The suit also alleges that not only was AT&T responsible for his loss, but that his account compromise was maliciously carried out by the carriers’ employees who were allegedly in on the heist based on information obtained from chat messages:
At the end of the chat, a group member brags that they “made 1.3 [million]” and they begin plotting about how to route the stolen cryptocurrency through various accounts and currencies in order to cover their trail. They also brag about plans to “buy some Gucci” or a “dream car” with the money they stole from Mr. Shapiro.
Shapiro is not the only victim who uses AT&T that has experienced this “digital identity theft” method known as “SIM swapping,” where criminals steal phone numbers to log into accounts.
Back in July of this year AT&T failed to win a dismissal in a $24 million SIM-Swap lawsuit brought by Michael Terpin (Terpin v AT&T Mobility) when a judge decided the suit could move forward. Recently Terpin wrote an open letter to the the FCC Chairman laying out the need for additional oversight and regulation with more than 50 victims of SIM swapping.

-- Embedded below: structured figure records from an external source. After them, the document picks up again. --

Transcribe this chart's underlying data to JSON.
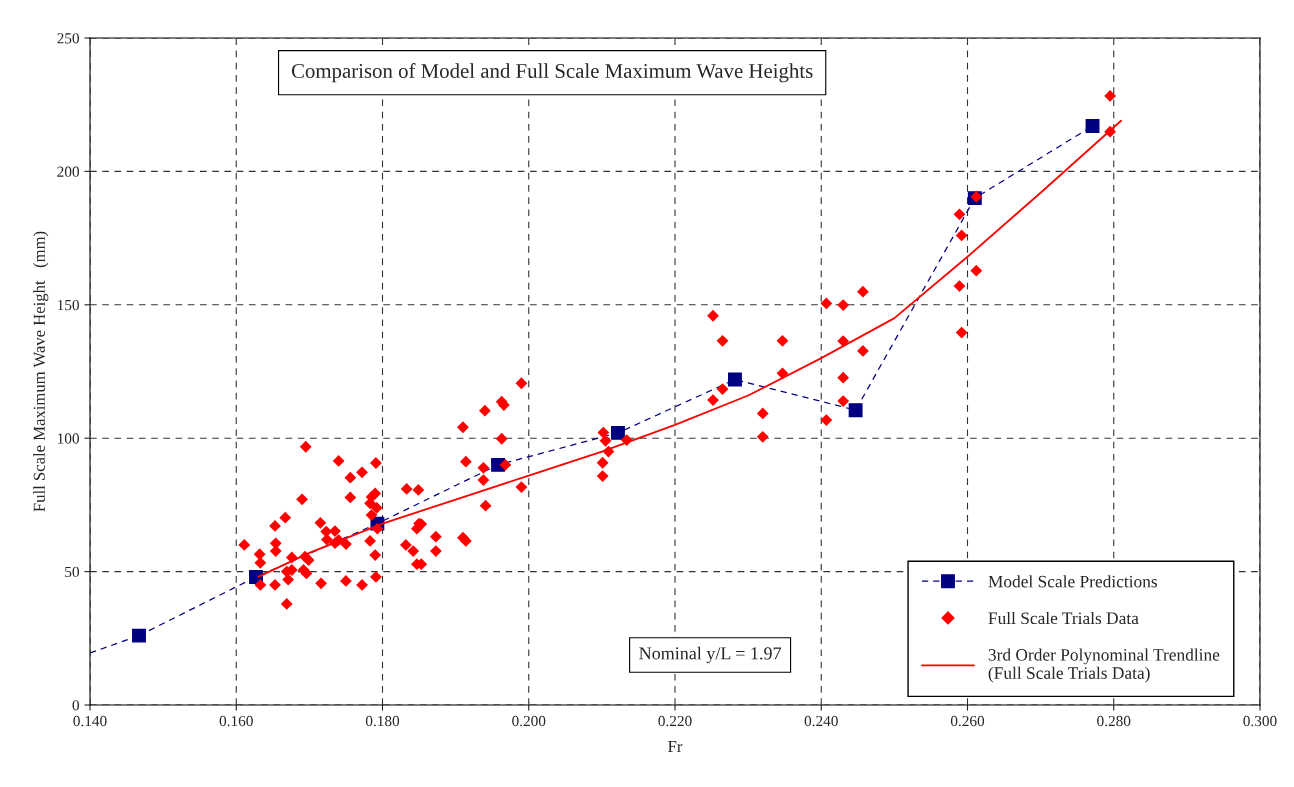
{
  "chart_data": {
    "type": "scatter",
    "title": "Comparison of Model and Full Scale Maximum Wave Heights",
    "xlabel": "Fr",
    "ylabel": "Full Scale Maximum Wave Height   (mm)",
    "xlim": [
      0.14,
      0.3
    ],
    "xticks": [
      {
        "value": 0.14,
        "label": "0.140"
      },
      {
        "value": 0.16,
        "label": "0.160"
      },
      {
        "value": 0.18,
        "label": "0.180"
      },
      {
        "value": 0.2,
        "label": "0.200"
      },
      {
        "value": 0.22,
        "label": "0.220"
      },
      {
        "value": 0.24,
        "label": "0.240"
      },
      {
        "value": 0.26,
        "label": "0.260"
      },
      {
        "value": 0.28,
        "label": "0.280"
      },
      {
        "value": 0.3,
        "label": "0.300"
      }
    ],
    "ylim": [
      0,
      250
    ],
    "yticks": [
      0,
      50,
      100,
      150,
      200,
      250
    ],
    "grid": true,
    "legend": "bottom right",
    "annotations": [
      "Nominal y/L = 1.97"
    ],
    "series": [
      {
        "type": "line",
        "color": "#000080",
        "line_style": "dashed",
        "x": [
          0.14,
          0.1467
        ],
        "values": [
          19.5,
          26
        ]
      },
      {
        "name": "Model Scale Predictions",
        "type": "line",
        "color": "#000080",
        "marker": "square",
        "line_style": "dashed",
        "x": [
          0.1467,
          0.1627,
          0.1793,
          0.1958,
          0.2122,
          0.2282,
          0.2447,
          0.261,
          0.2771
        ],
        "values": [
          26,
          48,
          68,
          90,
          102,
          122,
          110.5,
          190,
          217
        ]
      },
      {
        "name": "Full Scale Trials Data",
        "color": "#ff0000",
        "marker": "diamond",
        "x": [
          0.1611,
          0.1632,
          0.1633,
          0.1633,
          0.1653,
          0.1654,
          0.1654,
          0.1653,
          0.1667,
          0.1669,
          0.1669,
          0.1671,
          0.1676,
          0.1676,
          0.169,
          0.1695,
          0.1694,
          0.1692,
          0.1696,
          0.1699,
          0.1715,
          0.1716,
          0.1723,
          0.1724,
          0.1735,
          0.1735,
          0.174,
          0.174,
          0.175,
          0.175,
          0.1756,
          0.1756,
          0.1772,
          0.1772,
          0.1783,
          0.1785,
          0.179,
          0.1791,
          0.1792,
          0.1785,
          0.1793,
          0.1783,
          0.179,
          0.1791,
          0.1833,
          0.1849,
          0.185,
          0.1853,
          0.1847,
          0.1832,
          0.1842,
          0.1847,
          0.1853,
          0.1873,
          0.1873,
          0.191,
          0.1914,
          0.191,
          0.1914,
          0.194,
          0.1963,
          0.1966,
          0.1963,
          0.1938,
          0.1968,
          0.1938,
          0.1941,
          0.199,
          0.199,
          0.2102,
          0.2105,
          0.2109,
          0.2101,
          0.2101,
          0.2134,
          0.2252,
          0.2265,
          0.2347,
          0.2347,
          0.2265,
          0.2252,
          0.232,
          0.232,
          0.2407,
          0.243,
          0.2457,
          0.243,
          0.2457,
          0.243,
          0.243,
          0.2407,
          0.2592,
          0.2795,
          0.2795,
          0.2612,
          0.2589,
          0.2592,
          0.2589,
          0.2612
        ],
        "values": [
          60,
          56.5,
          53.3,
          45,
          67.1,
          60.6,
          57.7,
          45,
          70.2,
          37.9,
          50,
          47,
          55.3,
          50.6,
          77.1,
          96.8,
          55.6,
          50.6,
          49.3,
          54.3,
          68.3,
          45.6,
          65,
          62,
          65.2,
          60.7,
          61.8,
          91.5,
          60.3,
          46.5,
          85.2,
          77.8,
          87.2,
          45,
          75.6,
          78,
          79.3,
          90.7,
          73.9,
          71.2,
          66.1,
          61.5,
          56.2,
          48,
          81,
          80.6,
          68,
          67.8,
          66.1,
          60,
          57.7,
          52.8,
          52.8,
          63.1,
          57.7,
          104.1,
          91.2,
          62.7,
          61.5,
          110.3,
          113.7,
          112.4,
          99.8,
          88.9,
          90,
          84.3,
          74.7,
          120.6,
          81.7,
          102.1,
          99,
          95,
          90.8,
          85.8,
          99.3,
          145.9,
          136.5,
          136.5,
          124.3,
          118.4,
          114.3,
          109.3,
          100.5,
          150.5,
          149.9,
          154.9,
          136.4,
          132.7,
          122.7,
          113.9,
          106.8,
          139.6,
          228.3,
          214.9,
          190.5,
          183.9,
          176,
          157,
          162.8
        ]
      },
      {
        "name": "3rd Order Polynominal Trendline\n(Full Scale Trials Data)",
        "type": "line",
        "color": "#ff0000",
        "marker": "none",
        "line_style": "solid",
        "x": [
          0.163,
          0.17,
          0.18,
          0.19,
          0.2,
          0.21,
          0.22,
          0.23,
          0.24,
          0.25,
          0.26,
          0.27,
          0.281
        ],
        "values": [
          48,
          57,
          68,
          77,
          86,
          95,
          105,
          116,
          130,
          145,
          168,
          192,
          219
        ]
      }
    ]
  }
}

I am not alone, of course. The REACT Task Force has taken on hundreds of cases (including new ones every month I refer to them; since I announced my lawsuit, I have been contacted by more than 50 individuals who experienced similar hacks, with losses in a few instances of more than $10 million).
The letter recommended the following actions:
- Mandate that all US mobile carriers cover their PINS and passwords, so that users must punch them in instead of reading them aloud to a retail clerk or call center employee. Banks, hotel chains and airlines cover their passwords. The vital data and access protected by these four- to six-digit PINS is too valuable to trust the screening out of potential criminals from tens of thousands of employees and agents. Let the technology do the work and protect all consumers.
- Inform all US mobile carrier customers that they can opt-in to carrier high-security plans (all carriers have these, but they don’t inform customers at the time of purchase, as they do with insurance against damaged devices). These high-security plans must include a “no port” option, whereby a consumer can specify that his phone cannot be ported without going through the fraud department. This would be similar to how credit card companies protect their consumers.
About The Author: John Colascione is Chief Executive Officer of SEARCHEN NETWORKS®. He specializes in Website Monetization, is a Google AdWords Certified Professional, authored a how-to book called ”Mastering Your Website‘, and is a key player in several online businesses.
This is why you shouldn’t use SMS-based two-factor. Use app-based or physical security key.
Vulnerabilities in the SS7 network and sim swap attacks alone can not account for the increase in ATO for accounts that require password + OTP/SMS to Sign-In.
OTP is defeated by Man-in-the-Middle, social engineering, malware, & phishing, if the bad actor is able to intercept the credentials (password and OTP) that the user is attempting to communicate to the authentication service. If the bad actor knows the OTP, even if they don’t have the phone (or SIM card), they can pass the OTP challenge.
With this understanding, the OTP is more correctly thought of as a dynamic knowledge factor than a possession factor. Knowledge + knowledge should not be considered MFA, 2FA etc.
Said plainly, OTP from an app (TOTP) or physical token is just as vulnerable to social engineering, phishing, MitM, etc as OTP/SMS.
Certificate based authentication protected with a local biometric or local pin code is a much stronger authentication method. Thankfully WebAuthN is now an official standard. By this time next year I expect many more sites to reduce reliance on Passwords and One Time Passwords, and replace them with WebAuthN.